We also need to make use of available technology to be more resourceful with court reporters’ time. Here, as a client, we might ask for you to leave your comfort zone as a client. Technology now allows for reporters to handle depositions remotely. By reducing the amount of time reporters are traveling, reporters can have the ability to serve two or more depositions in two or more locations within the confines of a single day (obviously not simultaneously, we’re not yet capable of time travel). It likewise allows a reporting firm to access reporters from other parts of the country, potentially increasing the size of our team despite the shortage. Think about a reporter who lives in Chicago who’s sitting idle on a given Tuesday. There’s no reason a court reporting firm in Virginia can’t use that reporter in Chicago for that Tuesday.

Will this be ideal? No, we’d always prefer to be in the room with our clients to be sure every detail is handled with the highest degree of professionalism. But if we can get you 90 percent of the service to which you’re accustomed via technology, then that’s something the shortage compels us to explore.

How do we recruit more court reporters to the profession?

Those of us who love this profession always have scratched our heads why more people don’t look to court reporting as a career option. The benefits of court reporting are substantial. It provides solid, reliable compensation. It has multiple career paths: working as a deposition reporter; as an official reporter in the courts; or as a broadcast or CART captioner who converts live speech to text on television, in classrooms, and elsewhere to serve the informational needs of the deaf and hard-of-hearing community. Court reporting also allows for those with an entrepreneurial spirit to open their own businesses.

What might be most attractive about court reporting compared to other professions, it doesn’t require the massive expense of a four-year college degree. It’s difficult, make no mistake about that. It takes two to three years of intense training to learn the skill. You must have a strong work ethic. You must be good with language. And you must be persistent and disciplined with your practice.

What’s also great is that many court reporting schools now have online programs so that students can complete their schooling remotely. Still, a prospective student might want the opportunity to try court reporting out for a while without making the commitment to a career.

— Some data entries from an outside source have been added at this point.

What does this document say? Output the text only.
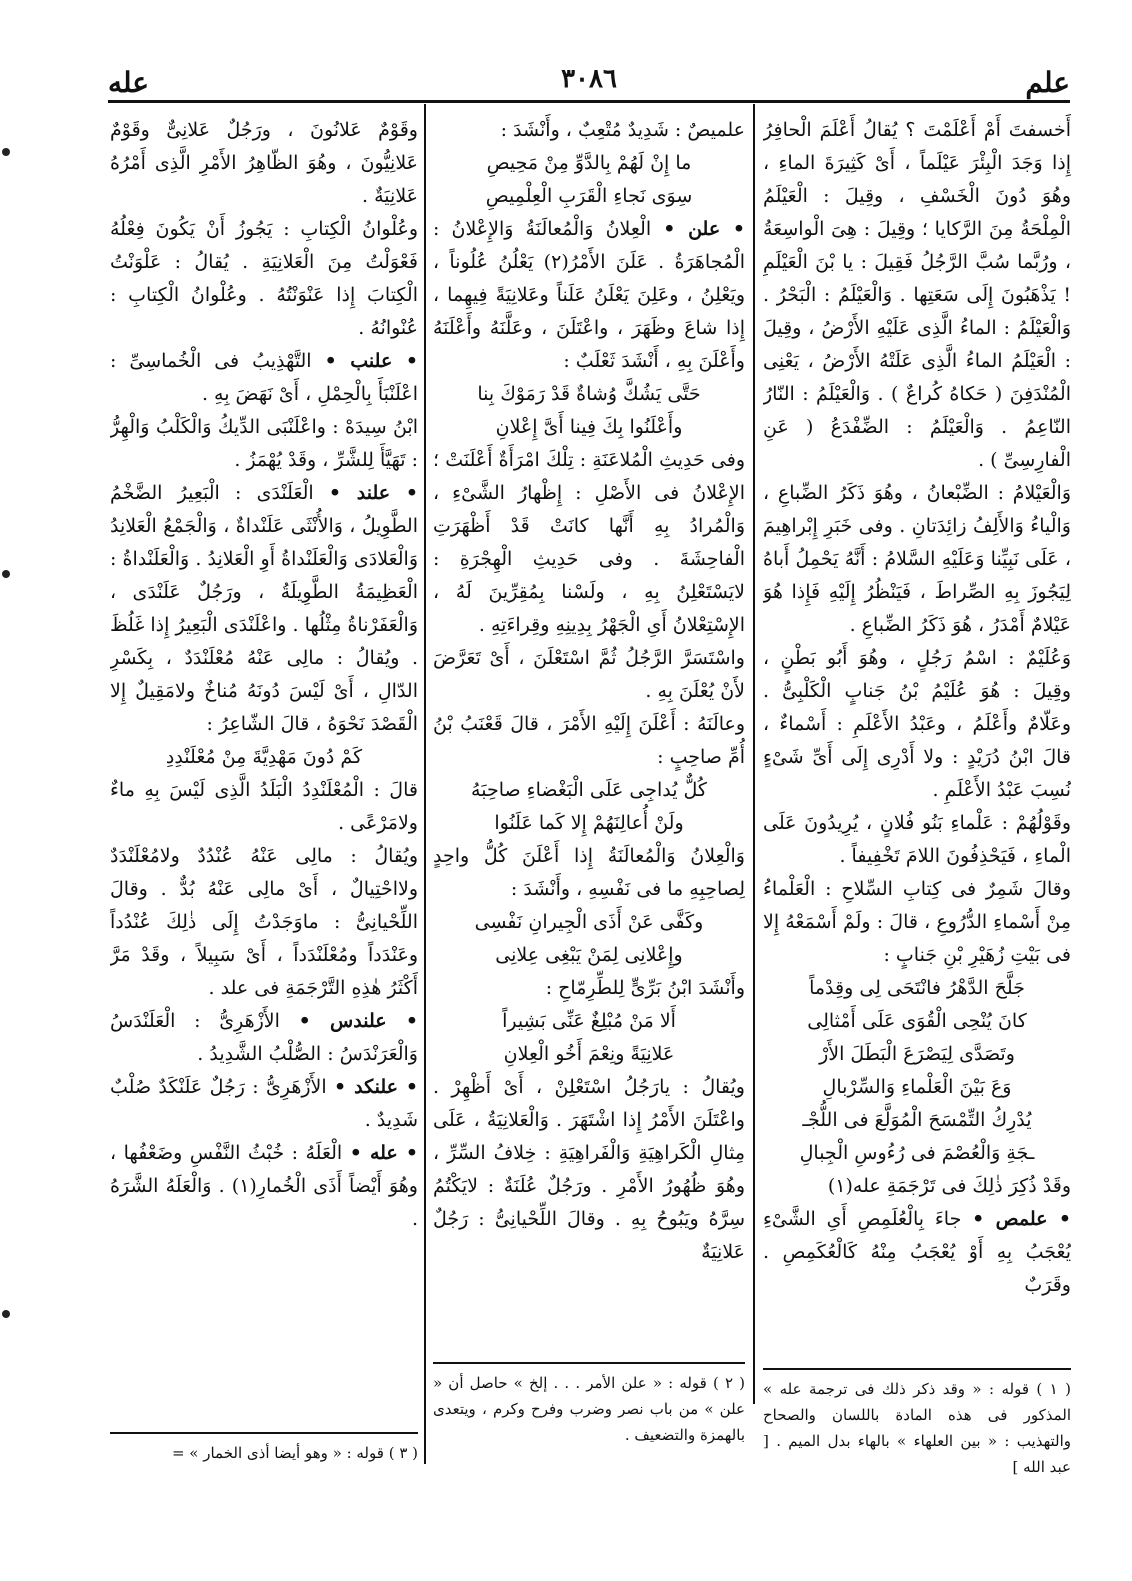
علم
٣٠٨٦
عله

أَخسفتَ أَمْ أَعْلَمْتَ ؟ يُقالُ أَعْلَمَ الْحافِرُ إِذا وَجَدَ الْبِئْرَ عَيْلَماً ، أَىْ كَثِيرَةَ الماءِ ، وهُوَ دُونَ الْخَسْفِ ، وقِيلَ : الْعَيْلَمُ الْمِلْحَةُ مِنَ الرَّكايا ؛ وقِيلَ : هِىَ الْواسِعَةُ ، ورُبَّما سُبَّ الرَّجُلُ فَقِيلَ : يا بْنَ الْعَيْلَمِ ! يَذْهَبُونَ إِلَى سَعَتِها . وَالْعَيْلَمُ : الْبَحْرُ . وَالْعَيْلَمُ : الماءُ الَّذِى عَلَيْهِ الأَرْضُ ، وقِيلَ : الْعَيْلَمُ الماءُ الَّذِى عَلَتْهُ الأَرْضُ ، يَعْنِى الْمُنْدَفِنَ ( حَكاهُ كُراعٌ ) . وَالْعَيْلَمُ : النّارُ النّاعِمُ . وَالْعَيْلَمُ : الضِّفْدَعُ ( عَنِ الْفارِسِىِّ ) .

وَالْعَيْلامُ : الضِّبْعانُ ، وهُوَ ذَكَرُ الضِّباعِ ، وَالْياءُ وَالأَلِفُ زائِدَتانِ . وفى خَبَرِ إِبْراهِيمَ ، عَلَى نَبِيِّنا وَعَلَيْهِ السَّلامُ : أَنَّهُ يَحْمِلُ أَباهُ لِيَجُوزَ بِهِ الصِّراطَ ، فَيَنْظُرُ إِلَيْهِ فَإِذا هُوَ عَيْلامٌ أَمْدَرُ ، هُوَ ذَكَرُ الضِّباعِ .

وَعُلَيْمٌ : اسْمُ رَجُلٍ ، وهُوَ أَبُو بَطْنٍ ، وقِيلَ : هُوَ عُلَيْمُ بْنُ جَنابٍ الْكَلْبِىُّ . وعَلّامٌ وأَعْلَمُ ، وعَبْدُ الأَعْلَمِ : أَسْماءٌ ، قالَ ابْنُ دُرَيْدٍ : ولا أَدْرِى إِلَى أَىِّ شَىْءٍ نُسِبَ عَبْدُ الأَعْلَمِ .

وقَوْلُهُمْ : عَلْماءِ بَنُو فُلانٍ ، يُرِيدُونَ عَلَى الْماءِ ، فَيَحْذِفُونَ اللامَ تَخْفِيفاً .

وقالَ شَمِرٌ فى كِتابِ السِّلاحِ : الْعَلْماءُ مِنْ أَسْماءِ الدُّرُوعِ ، قالَ : ولَمْ أَسْمَعْهُ إِلا فى بَيْتِ زُهَيْرِ بْنِ جَنابٍ :

جَلَّحَ الدَّهْرُ فانْتَحَى لِى وقِدْماً

كانَ يُنْحِى الْقُوَى عَلَى أَمْثالِى

وتَصَدَّى لِيَصْرَعَ الْبَطَلَ الأَرْ

وَعَ بَيْنَ الْعَلْماءِ وَالسِّرْبالِ

يُدْرِكُ التِّمْسَحَ الْمُوَلَّعَ فى اللُّجْـ

ـجَةِ وَالْعُصْمَ فى رُءُوسِ الْجِبالِ

وقَدْ ذُكِرَ ذٰلِكَ فى تَرْجَمَةِ عله(١)

• علمص • جاءَ بِالْعُلَمِصِ أَىِ الشَّىْءِ يُعْجَبُ بِهِ أَوْ يُعْجَبُ مِنْهُ كَالْعُكَمِصِ . وقَرَبٌ

علميصٌ : شَدِيدٌ مُتْعِبٌ ، وأَنْشَدَ :

ما إِنْ لَهُمْ بِالدَّوِّ مِنْ مَحِيصِ

سِوَى نَجاءِ الْقَرَبِ الْعِلْمِيصِ

• علن • الْعِلانُ وَالْمُعالَنَةُ وَالإِعْلانُ : الْمُجاهَرَةُ . عَلَنَ الأَمْرُ(٢) يَعْلُنُ عُلُوناً ، ويَعْلِنُ ، وعَلِنَ يَعْلَنُ عَلَناً وعَلانِيَةً فِيهِما ، إِذا شاعَ وظَهَرَ ، واعْتَلَنَ ، وعَلَّنَهُ وأَعْلَنَهُ وأَعْلَنَ بِهِ ، أَنْشَدَ ثَعْلَبٌ :

حَتَّى يَشُكَّ وُشاةٌ قَدْ رَمَوْكَ بِنا

وأَعْلَنُوا بِكَ فِينا أَىَّ إِعْلانِ

وفى حَدِيثِ الْمُلاعَنَةِ : تِلْكَ امْرَأَةٌ أَعْلَنَتْ ؛ الإِعْلانُ فى الأَصْلِ : إِظْهارُ الشَّىْءِ ، وَالْمُرادُ بِهِ أَنَّها كانَتْ قَدْ أَظْهَرَتِ الْفاحِشَةَ . وفى حَدِيثِ الْهِجْرَةِ : لايَسْتَعْلِنُ بِهِ ، ولَسْنا بِمُقِرِّينَ لَهُ ، الإِسْتِعْلانُ أَىِ الْجَهْرُ بِدِينِهِ وقِراءَتِهِ .

واسْتَسَرَّ الرَّجُلُ ثُمَّ اسْتَعْلَنَ ، أَىْ تَعَرَّضَ لأَنْ يُعْلَنَ بِهِ .

وعالَنَهُ : أَعْلَنَ إِلَيْهِ الأَمْرَ ، قالَ قَعْنَبُ بْنُ أُمِّ صاحِبٍ :

كُلٌّ يُداجِى عَلَى الْبَغْضاءِ صاحِبَهُ

ولَنْ أُعالِنَهُمْ إِلا كَما عَلَنُوا

وَالْعِلانُ وَالْمُعالَنَةُ إِذا أَعْلَنَ كُلُّ واحِدٍ لِصاحِبِهِ ما فى نَفْسِهِ ، وأَنْشَدَ :

وكَفَّى عَنْ أَذَى الْجِيرانِ نَفْسِى

وإِعْلانِى لِمَنْ يَبْغِى عِلانِى

وأَنْشَدَ ابْنُ بَرِّىٍّ لِلطِّرِمّاحِ :

أَلا مَنْ مُبْلِغٌ عَنِّى بَشِيراً

عَلانِيَةً ونِعْمَ أَخُو الْعِلانِ

ويُقالُ : يارَجُلُ اسْتَعْلِنْ ، أَىْ أَظْهِرْ . واعْتَلَنَ الأَمْرُ إِذا اشْتَهَرَ . وَالْعَلانِيَةُ ، عَلَى مِثالِ الْكَراهِيَةِ وَالْفَراهِيَةِ : خِلافُ السِّرِّ ، وهُوَ ظُهُورُ الأَمْرِ . ورَجُلٌ عُلَنَةٌ : لايَكْتُمُ سِرَّهُ ويَبُوحُ بِهِ . وقالَ اللِّحْيانِىُّ : رَجُلٌ عَلانِيَةٌ

وقَوْمٌ عَلانُونَ ، ورَجُلٌ عَلانِىٌّ وقَوْمٌ عَلانِيُّونَ ، وهُوَ الظّاهِرُ الأَمْرِ الَّذِى أَمْرُهُ عَلانِيَةٌ .

وعُلْوانُ الْكِتابِ : يَجُوزُ أَنْ يَكُونَ فِعْلُهُ فَعْوَلْتُ مِنَ الْعَلانِيَةِ . يُقالُ : عَلْوَنْتُ الْكِتابَ إِذا عَنْوَنْتُهُ . وعُلْوانُ الْكِتابِ : عُنْوانُهُ .

• علنب • التَّهْذِيبُ فى الْخُماسِىِّ : اعْلَنْبَأَ بِالْحِمْلِ ، أَىْ نَهَضَ بِهِ .

ابْنُ سِيدَهْ : واعْلَنْبَى الدِّيكُ وَالْكَلْبُ وَالْهِرُّ : تَهَيَّأَ لِلشَّرِّ ، وقَدْ يُهْمَزُ .

• علند • الْعَلَنْدَى : الْبَعِيرُ الضَّخْمُ الطَّوِيلُ ، وَالأُنْثَى عَلَنْداةٌ ، وَالْجَمْعُ الْعَلانِدُ وَالْعَلادَى وَالْعَلَنْداةُ أَوِ الْعَلانِدُ . وَالْعَلَنْداةُ : الْعَظِيمَةُ الطَّوِيلَةُ ، ورَجُلٌ عَلَنْدَى ، وَالْعَفَرْناةُ مِثْلُها . واعْلَنْدَى الْبَعِيرُ إِذا غَلُظَ . ويُقالُ : مالِى عَنْهُ مُعْلَنْدَدٌ ، بِكَسْرِ الدّالِ ، أَىْ لَيْسَ دُونَهُ مُناخٌ ولامَقِيلٌ إِلا الْقَصْدَ نَحْوَهُ ، قالَ الشّاعِرُ :

كَمْ دُونَ مَهْدِيَّةَ مِنْ مُعْلَنْدِدِ

قالَ : الْمُعْلَنْدِدُ الْبَلَدُ الَّذِى لَيْسَ بِهِ ماءٌ ولامَرْعًى .

ويُقالُ : مالِى عَنْهُ عُنْدُدٌ ولامُعْلَنْدَدٌ ولااحْتِيالٌ ، أَىْ مالِى عَنْهُ بُدٌّ . وقالَ اللِّحْيانِىُّ : ماوَجَدْتُ إِلَى ذٰلِكَ عُنْدُداً وعَنْدَداً ومُعْلَنْدَداً ، أَىْ سَبِيلاً ، وقَدْ مَرَّ أَكْثَرُ هٰذِهِ التَّرْجَمَةِ فى علد .

• علندس • الأَزْهَرِىُّ : الْعَلَنْدَسُ وَالْعَرَنْدَسُ : الصُّلْبُ الشَّدِيدُ .

• علنكد • الأَزْهَرِىُّ : رَجُلٌ عَلَنْكَدٌ صُلْبٌ شَدِيدٌ .

• عله • الْعَلَهُ : خُبْثُ النَّفْسِ وضَعْفُها ، وهُوَ أَيْضاً أَذَى الْخُمارِ(١) . وَالْعَلَهُ الشَّرَهُ .

( ١ ) قوله : « وقد ذكر ذلك فى ترجمة عله » المذكور فى هذه المادة باللسان والصحاح والتهذيب : « بين العلهاء » بالهاء بدل الميم . [ عبد الله ]

( ٢ ) قوله : « علن الأمر . . . إلخ » حاصل أن « علن » من باب نصر وضرب وفرح وكرم ، ويتعدى بالهمزة والتضعيف .

( ٣ ) قوله : « وهو أيضا أذى الخمار » =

And that’s where I have great news. A number of groups around the country have assembled orientation-type programs to teach prospective students the basic skills of court reporting to see if they have an interest and/or the  proclivity for it without having to make a life commitment at the start.

The programs, called A-to-Z, are free and are something anyone can complete over the course of several weeks. After that, there is another group, called Project Steno, that exists to provide those who complete A-to-Z programs with tuition assistance to defray the cost of court reporting school.

We’re in the process of forming an A-to-Z program here in Virginia and I intend to be closely involved. When I do, you can bet that I will let you know so that you can pass the word to young people whom you might know who might be interested in a great, great career.

Of course, once they’re done with court reporting school, you can also bet that we’ll be ready to put them to work at Hart Reporting.